Monday, December 06, 2004

M.A. in office equipment troubleshooting and routine pc tinkering

Wonderful. I have just gone through a few friendsters' pages on my friends list and realised I'm connected to a lot of future doctors, lawyers and top corporate execs who've probably utilised their parents' investment on high tuition fees more efficiently than I. An officemate once expressed the same sad sentiment, telling me, "what we've done for the past 4 years while our batchmates were studying to be professionals was to hone our photocopying skills!"

I feel like I'm an illusion of success sometimes. My student pals tell me I'm lucky to be working in a mulitnational company and earning stable income, and truthfully I am grateful to God that I do have this job that pays me well; yet I always get to thinking that I may have not gone through college at all and still be able to perform my tasks in the same level of intelligence I'm in right now. Is a regular baccalaureate no more than a ticket to employment? Perhaps the only help it got me was to pass the entrance test...

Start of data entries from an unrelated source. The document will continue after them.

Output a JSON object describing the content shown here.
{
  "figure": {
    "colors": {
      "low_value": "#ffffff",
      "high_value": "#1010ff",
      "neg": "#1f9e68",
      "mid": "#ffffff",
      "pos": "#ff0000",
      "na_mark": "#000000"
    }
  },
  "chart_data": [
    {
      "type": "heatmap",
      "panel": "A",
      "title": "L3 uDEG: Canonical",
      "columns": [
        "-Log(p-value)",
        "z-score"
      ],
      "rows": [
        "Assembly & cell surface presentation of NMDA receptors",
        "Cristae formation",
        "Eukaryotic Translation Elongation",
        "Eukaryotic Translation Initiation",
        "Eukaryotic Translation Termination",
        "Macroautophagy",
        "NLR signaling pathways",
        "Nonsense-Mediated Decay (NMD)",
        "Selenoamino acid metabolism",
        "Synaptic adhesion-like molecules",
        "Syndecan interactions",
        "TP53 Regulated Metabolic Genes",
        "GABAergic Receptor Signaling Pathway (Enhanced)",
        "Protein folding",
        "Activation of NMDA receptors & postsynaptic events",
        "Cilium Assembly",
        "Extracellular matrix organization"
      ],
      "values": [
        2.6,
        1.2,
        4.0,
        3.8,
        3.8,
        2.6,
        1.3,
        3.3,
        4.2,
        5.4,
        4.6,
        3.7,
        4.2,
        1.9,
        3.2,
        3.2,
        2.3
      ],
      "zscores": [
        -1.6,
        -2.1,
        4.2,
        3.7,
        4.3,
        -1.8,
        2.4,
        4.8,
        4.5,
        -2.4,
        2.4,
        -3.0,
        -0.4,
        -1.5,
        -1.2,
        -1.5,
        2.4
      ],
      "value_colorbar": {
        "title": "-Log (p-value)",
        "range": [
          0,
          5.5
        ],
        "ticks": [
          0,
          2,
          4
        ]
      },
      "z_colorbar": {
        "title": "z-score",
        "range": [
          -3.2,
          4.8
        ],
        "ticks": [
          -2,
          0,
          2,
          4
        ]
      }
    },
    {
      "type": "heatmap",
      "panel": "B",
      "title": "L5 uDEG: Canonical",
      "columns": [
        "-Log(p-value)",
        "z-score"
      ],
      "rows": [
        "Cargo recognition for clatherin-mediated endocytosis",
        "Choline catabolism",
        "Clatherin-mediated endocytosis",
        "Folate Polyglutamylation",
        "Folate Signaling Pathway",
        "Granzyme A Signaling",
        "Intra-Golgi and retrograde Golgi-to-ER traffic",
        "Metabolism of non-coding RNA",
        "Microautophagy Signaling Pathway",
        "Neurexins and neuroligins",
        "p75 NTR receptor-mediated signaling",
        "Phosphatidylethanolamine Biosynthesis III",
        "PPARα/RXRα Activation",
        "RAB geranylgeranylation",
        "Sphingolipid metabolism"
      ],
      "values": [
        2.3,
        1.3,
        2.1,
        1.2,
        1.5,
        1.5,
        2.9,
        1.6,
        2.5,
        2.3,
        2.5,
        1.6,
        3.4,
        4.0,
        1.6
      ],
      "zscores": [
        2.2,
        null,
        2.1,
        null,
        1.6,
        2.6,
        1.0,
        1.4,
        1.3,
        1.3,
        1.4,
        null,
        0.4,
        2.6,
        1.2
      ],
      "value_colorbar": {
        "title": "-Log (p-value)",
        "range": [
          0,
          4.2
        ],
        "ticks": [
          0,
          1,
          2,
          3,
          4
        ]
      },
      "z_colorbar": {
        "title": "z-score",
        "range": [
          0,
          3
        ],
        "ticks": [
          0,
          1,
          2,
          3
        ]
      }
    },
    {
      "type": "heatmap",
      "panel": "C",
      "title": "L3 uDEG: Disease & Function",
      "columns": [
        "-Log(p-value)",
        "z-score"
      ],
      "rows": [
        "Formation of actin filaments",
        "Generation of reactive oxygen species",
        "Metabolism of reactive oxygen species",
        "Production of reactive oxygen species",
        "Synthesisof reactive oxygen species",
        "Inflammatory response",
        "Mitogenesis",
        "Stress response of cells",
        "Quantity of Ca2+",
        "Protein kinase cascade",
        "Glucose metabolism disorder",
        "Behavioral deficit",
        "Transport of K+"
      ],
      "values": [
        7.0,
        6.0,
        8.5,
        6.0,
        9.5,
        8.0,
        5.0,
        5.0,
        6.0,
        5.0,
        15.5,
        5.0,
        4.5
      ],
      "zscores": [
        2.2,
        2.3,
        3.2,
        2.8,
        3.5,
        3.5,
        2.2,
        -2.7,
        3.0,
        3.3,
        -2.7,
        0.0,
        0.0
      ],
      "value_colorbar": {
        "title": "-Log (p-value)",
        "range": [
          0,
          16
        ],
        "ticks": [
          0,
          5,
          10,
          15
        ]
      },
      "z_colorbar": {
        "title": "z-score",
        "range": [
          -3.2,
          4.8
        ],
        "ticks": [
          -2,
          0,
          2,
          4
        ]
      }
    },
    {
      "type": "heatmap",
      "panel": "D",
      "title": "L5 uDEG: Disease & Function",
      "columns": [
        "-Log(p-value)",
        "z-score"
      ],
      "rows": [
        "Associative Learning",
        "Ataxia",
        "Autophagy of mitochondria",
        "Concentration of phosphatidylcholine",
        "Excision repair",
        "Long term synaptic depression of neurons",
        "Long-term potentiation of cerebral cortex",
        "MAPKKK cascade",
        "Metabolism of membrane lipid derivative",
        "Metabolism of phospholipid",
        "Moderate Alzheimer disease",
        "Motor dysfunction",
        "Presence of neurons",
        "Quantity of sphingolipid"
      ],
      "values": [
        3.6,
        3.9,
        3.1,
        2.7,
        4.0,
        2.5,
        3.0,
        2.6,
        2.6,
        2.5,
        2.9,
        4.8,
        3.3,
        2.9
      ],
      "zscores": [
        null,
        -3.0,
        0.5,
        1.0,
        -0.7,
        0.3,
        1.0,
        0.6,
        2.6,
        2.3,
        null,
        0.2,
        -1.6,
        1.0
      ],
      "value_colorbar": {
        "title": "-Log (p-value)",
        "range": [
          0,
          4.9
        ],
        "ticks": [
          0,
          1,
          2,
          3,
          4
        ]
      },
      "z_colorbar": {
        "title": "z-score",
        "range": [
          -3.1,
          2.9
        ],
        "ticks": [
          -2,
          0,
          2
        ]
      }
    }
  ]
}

Others go on to glaze my job with the prestige it appears to have. Believe me, there is nothing glorious about it. The parties and the special projects with the head of the company that I have previously covered are icing on a cardboard cake...though they were experiences that were a delight telling to family over dinner (to make them feel I'm doing an excellent job). But it is a long way to go before I really move up the corporate ladder, and it's disconcerting to find that there are some who get up there (or at least make more progress than most do) just because they're good at answering written tests but seems to lack the personality of a good leader. The company's closed-minded culture isn't helping either; one's prowess is dictated by conformity to age-old standards rather than the initiative to analyse why such standards exist or the boldness of ignoring such absurd control measures.

My first 3 years in the company I work for have completely turned my profile around. I was no longer a "people-oriented person" due to inexplicable and emotionally-destructive attitude differences; I was now seen as a technician who knew how to unjam papers in and change the toner of the photocopier, a computer whiz who knew how to install updated software before the I.T. guys could get on the elevator (heck, some of these so-called I.T. support guys even ask MY help in making programs work!), and as a credit card for the dept's expenses like birthday gifts or lunch take-out.

Despite my trooper attitude, though, I haven't come across those people as the "reliable" kind. This could be because I almost always fail to meet deadlines and shun assigned projects altogether when I don't feel like doing them. My, I'm becoming more spaced-out than my boyfriend! And I don't do it with the same "charm" that makes it more of a novelty than a flaw. For the longest time, I was attributing such light-headedness to departmental prejudice against me. Until I bombed at my new post at the branch.

During my 8-day leave the hidden mistakes and unsubmitted docs came into full view, and not a few clients were disappointed because of my oversight. Hopefully this won't hurt my good rapport with my new officemates and my boss, too...

Otherwise, I should file for a year of absence and start ironing out my life in the Himalayas.

Or maybe I should get that law/med degree.